Type in urban poverty trends into Google Scholar and top of the list is a paper that I co-authored, published in World Development in 1999. Not very encouraging. If you scan the World Bank and DFID web sites for urban work there is not much.
The one thing I did find is a powerpoint from 2009 by Judy Baker of the World Bank, presenting numbers (although where they come from I don't know) on the urban share of total poor (less than $2.15 a day 1993-2002) which show the numbers increasing for Latin America (no surprise), but also for South Asia and Sub-Saharan Africa. In the latter region the share of poverty in urban areas rises from 24% in 1993 to 31% in 2002--nearly one ppt per year.
For India we have a paper by Datt and Ravallion from 2010 which shows the share of India's poor living in urban areas rising from 25% in 1985 to 35% in 2005 or 0.5 ppt a year. So why no major emphasis on urban poverty in the development agencies (or research organisations?).
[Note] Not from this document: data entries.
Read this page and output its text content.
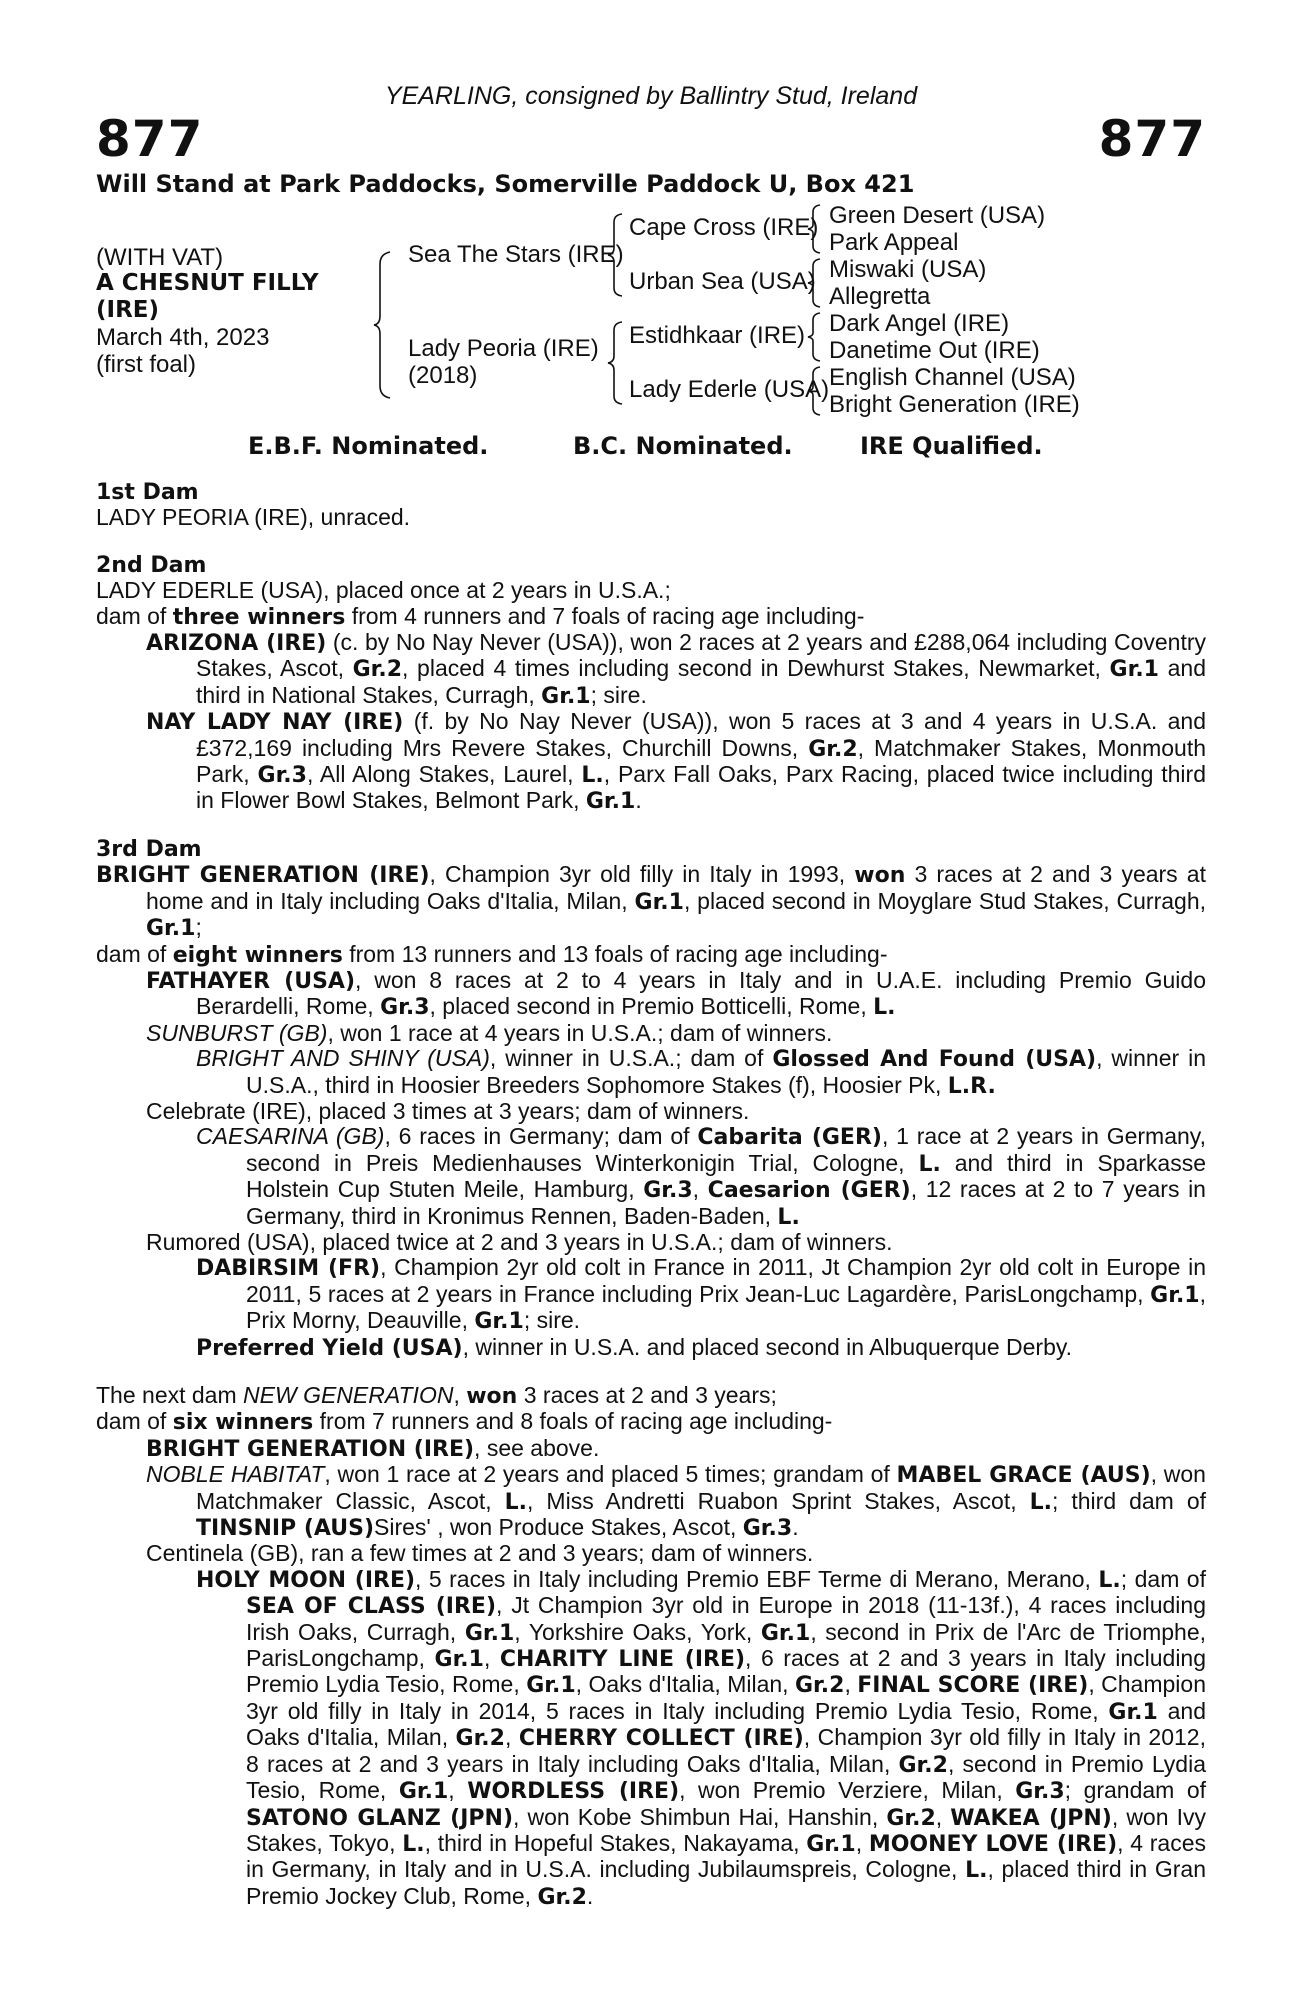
YEARLING, consigned by Ballintry Stud, Ireland
877	877
Will Stand at Park Paddocks, Somerville Paddock U, Box 421
(WITH VAT)
A CHESNUT FILLY
(IRE)
March 4th, 2023
(first foal)
Sea The Stars (IRE)
Lady Peoria (IRE)
(2018)
Cape Cross (IRE)
Urban Sea (USA)
Estidhkaar (IRE)
Lady Ederle (USA)
Green Desert (USA)
Park Appeal
Miswaki (USA)
Allegretta
Dark Angel (IRE)
Danetime Out (IRE)
English Channel (USA)
Bright Generation (IRE)
E.B.F. Nominated.	B.C. Nominated.	IRE Qualified.
1st Dam

LADY PEORIA (IRE), unraced.

2nd Dam

LADY EDERLE (USA), placed once at 2 years in U.S.A.;

dam of three winners from 4 runners and 7 foals of racing age including-

ARIZONA (IRE) (c. by No Nay Never (USA)), won 2 races at 2 years and £288,064 including Coventry Stakes, Ascot, Gr.2, placed 4 times including second in Dewhurst Stakes, Newmarket, Gr.1 and third in National Stakes, Curragh, Gr.1; sire.

NAY LADY NAY (IRE) (f. by No Nay Never (USA)), won 5 races at 3 and 4 years in U.S.A. and £372,169 including Mrs Revere Stakes, Churchill Downs, Gr.2, Matchmaker Stakes, Monmouth Park, Gr.3, All Along Stakes, Laurel, L., Parx Fall Oaks, Parx Racing, placed twice including third in Flower Bowl Stakes, Belmont Park, Gr.1.

3rd Dam

BRIGHT GENERATION (IRE), Champion 3yr old filly in Italy in 1993, won 3 races at 2 and 3 years at home and in Italy including Oaks d'Italia, Milan, Gr.1, placed second in Moyglare Stud Stakes, Curragh, Gr.1;

dam of eight winners from 13 runners and 13 foals of racing age including-

FATHAYER (USA), won 8 races at 2 to 4 years in Italy and in U.A.E. including Premio Guido Berardelli, Rome, Gr.3, placed second in Premio Botticelli, Rome, L.

SUNBURST (GB), won 1 race at 4 years in U.S.A.; dam of winners.

BRIGHT AND SHINY (USA), winner in U.S.A.; dam of Glossed And Found (USA), winner in U.S.A., third in Hoosier Breeders Sophomore Stakes (f), Hoosier Pk, L.R.

Celebrate (IRE), placed 3 times at 3 years; dam of winners.

CAESARINA (GB), 6 races in Germany; dam of Cabarita (GER), 1 race at 2 years in Germany, second in Preis Medienhauses Winterkonigin Trial, Cologne, L. and third in Sparkasse Holstein Cup Stuten Meile, Hamburg, Gr.3, Caesarion (GER), 12 races at 2 to 7 years in Germany, third in Kronimus Rennen, Baden-Baden, L.

Rumored (USA), placed twice at 2 and 3 years in U.S.A.; dam of winners.

DABIRSIM (FR), Champion 2yr old colt in France in 2011, Jt Champion 2yr old colt in Europe in 2011, 5 races at 2 years in France including Prix Jean-Luc Lagardère, ParisLongchamp, Gr.1, Prix Morny, Deauville, Gr.1; sire.

Preferred Yield (USA), winner in U.S.A. and placed second in Albuquerque Derby.

The next dam NEW GENERATION, won 3 races at 2 and 3 years;

dam of six winners from 7 runners and 8 foals of racing age including-

BRIGHT GENERATION (IRE), see above.

NOBLE HABITAT, won 1 race at 2 years and placed 5 times; grandam of MABEL GRACE (AUS), won Matchmaker Classic, Ascot, L., Miss Andretti Ruabon Sprint Stakes, Ascot, L.; third dam of TINSNIP (AUS)Sires' , won Produce Stakes, Ascot, Gr.3.

Centinela (GB), ran a few times at 2 and 3 years; dam of winners.

HOLY MOON (IRE), 5 races in Italy including Premio EBF Terme di Merano, Merano, L.; dam of SEA OF CLASS (IRE), Jt Champion 3yr old in Europe in 2018 (11-13f.), 4 races including Irish Oaks, Curragh, Gr.1, Yorkshire Oaks, York, Gr.1, second in Prix de l'Arc de Triomphe, ParisLongchamp, Gr.1, CHARITY LINE (IRE), 6 races at 2 and 3 years in Italy including Premio Lydia Tesio, Rome, Gr.1, Oaks d'Italia, Milan, Gr.2, FINAL SCORE (IRE), Champion 3yr old filly in Italy in 2014, 5 races in Italy including Premio Lydia Tesio, Rome, Gr.1 and Oaks d'Italia, Milan, Gr.2, CHERRY COLLECT (IRE), Champion 3yr old filly in Italy in 2012, 8 races at 2 and 3 years in Italy including Oaks d'Italia, Milan, Gr.2, second in Premio Lydia Tesio, Rome, Gr.1, WORDLESS (IRE), won Premio Verziere, Milan, Gr.3; grandam of SATONO GLANZ (JPN), won Kobe Shimbun Hai, Hanshin, Gr.2, WAKEA (JPN), won Ivy Stakes, Tokyo, L., third in Hopeful Stakes, Nakayama, Gr.1, MOONEY LOVE (IRE), 4 races in Germany, in Italy and in U.S.A. including Jubilaumspreis, Cologne, L., placed third in Gran Premio Jockey Club, Rome, Gr.2.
Is it because:
- urban poverty and rural poverty are so similar in nature? (they are similar in many ways but some key differences revolve around environmental externalities due to population density, violence, and fragile tenure)
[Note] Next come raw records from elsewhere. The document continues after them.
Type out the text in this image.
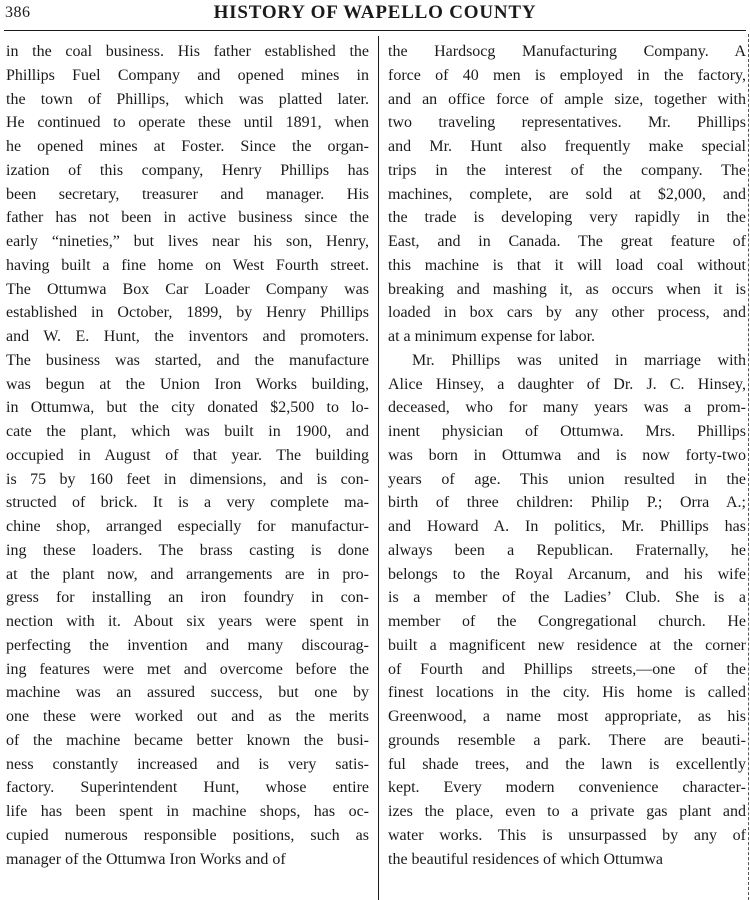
386	HISTORY OF WAPELLO COUNTY
in the coal business. His father established the
Phillips Fuel Company and opened mines in
the town of Phillips, which was platted later.
He continued to operate these until 1891, when
he opened mines at Foster. Since the organ-
ization of this company, Henry Phillips has
been secretary, treasurer and manager. His
father has not been in active business since the
early “nineties,” but lives near his son, Henry,
having built a fine home on West Fourth street.
The Ottumwa Box Car Loader Company was
established in October, 1899, by Henry Phillips
and W. E. Hunt, the inventors and promoters.
The business was started, and the manufacture
was begun at the Union Iron Works building,
in Ottumwa, but the city donated $2,500 to lo-
cate the plant, which was built in 1900, and
occupied in August of that year. The building
is 75 by 160 feet in dimensions, and is con-
structed of brick. It is a very complete ma-
chine shop, arranged especially for manufactur-
ing these loaders. The brass casting is done
at the plant now, and arrangements are in pro-
gress for installing an iron foundry in con-
nection with it. About six years were spent in
perfecting the invention and many discourag-
ing features were met and overcome before the
machine was an assured success, but one by
one these were worked out and as the merits
of the machine became better known the busi-
ness constantly increased and is very satis-
factory. Superintendent Hunt, whose entire
life has been spent in machine shops, has oc-
cupied numerous responsible positions, such as
manager of the Ottumwa Iron Works and of
the Hardsocg Manufacturing Company. A
force of 40 men is employed in the factory,
and an office force of ample size, together with
two traveling representatives. Mr. Phillips
and Mr. Hunt also frequently make special
trips in the interest of the company. The
machines, complete, are sold at $2,000, and
the trade is developing very rapidly in the
East, and in Canada. The great feature of
this machine is that it will load coal without
breaking and mashing it, as occurs when it is
loaded in box cars by any other process, and
at a minimum expense for labor.
Mr. Phillips was united in marriage with
Alice Hinsey, a daughter of Dr. J. C. Hinsey,
deceased, who for many years was a prom-
inent physician of Ottumwa. Mrs. Phillips
was born in Ottumwa and is now forty-two
years of age. This union resulted in the
birth of three children: Philip P.; Orra A.;
and Howard A. In politics, Mr. Phillips has
always been a Republican. Fraternally, he
belongs to the Royal Arcanum, and his wife
is a member of the Ladies’ Club. She is a
member of the Congregational church. He
built a magnificent new residence at the corner
of Fourth and Phillips streets,—one of the
finest locations in the city. His home is called
Greenwood, a name most appropriate, as his
grounds resemble a park. There are beauti-
ful shade trees, and the lawn is excellently
kept. Every modern convenience character-
izes the place, even to a private gas plant and
water works. This is unsurpassed by any of
the beautiful residences of which Ottumwa
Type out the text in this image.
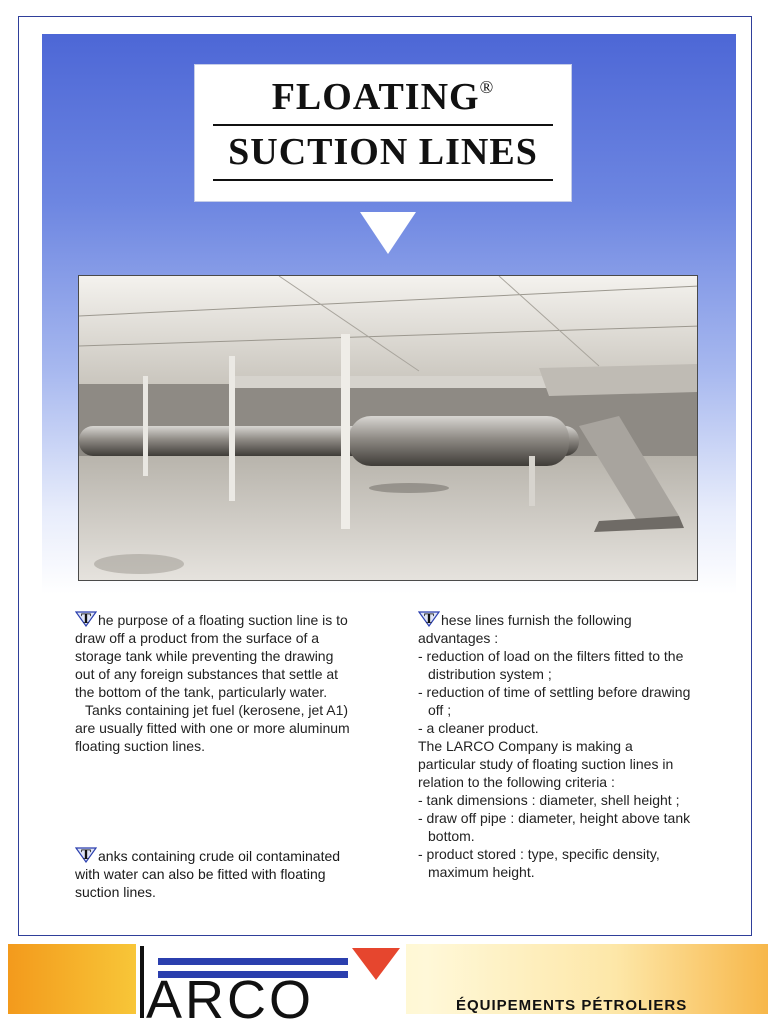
FLOATING®
SUCTION LINES

T he purpose of a floating suction line is to draw off a product from the surface of a storage tank while preventing the drawing out of any foreign substances that settle at the bottom of the tank, particularly water.

Tanks containing jet fuel (kerosene, jet A1) are usually fitted with one or more aluminum floating suction lines.

T anks containing crude oil contaminated with water can also be fitted with floating suction lines.

T hese lines furnish the following advantages :

- reduction of load on the filters fitted to the distribution system ;

- reduction of time of settling before drawing off ;

- a cleaner product.

The LARCO Company is making a particular study of floating suction lines in relation to the following criteria :

- tank dimensions : diameter, shell height ;

- draw off pipe : diameter, height above tank bottom.

- product stored : type, specific density, maximum height.

ARCO	ÉQUIPEMENTS PÉTROLIERS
- the policies and programmes needed to reduce urban poverty are similar to rural poverty? (again, some are, but some --such as municipal public goods provision--need to be very attuned to urban contexts)
- there is now a rural bias? (Michael Lipton, a guru, will not like me saying it, but have we gotten lazy about assuming urban bias still prevails-those who shout loudest are in urban areas near policymakers and they get their needs met first)
- all the 40 and 50 year old development professionals were taught to understand rural poverty and not urban poverty? (I think there is something to this--I have fond memories of Bruce Johnston's Integrated Rural Development)
- the data on urban poverty are so weak and non-existent? (they are pretty poor--just check out these World Bank data pages)
- of path dependency? (yep, its so easy to keep on doing what we are doing).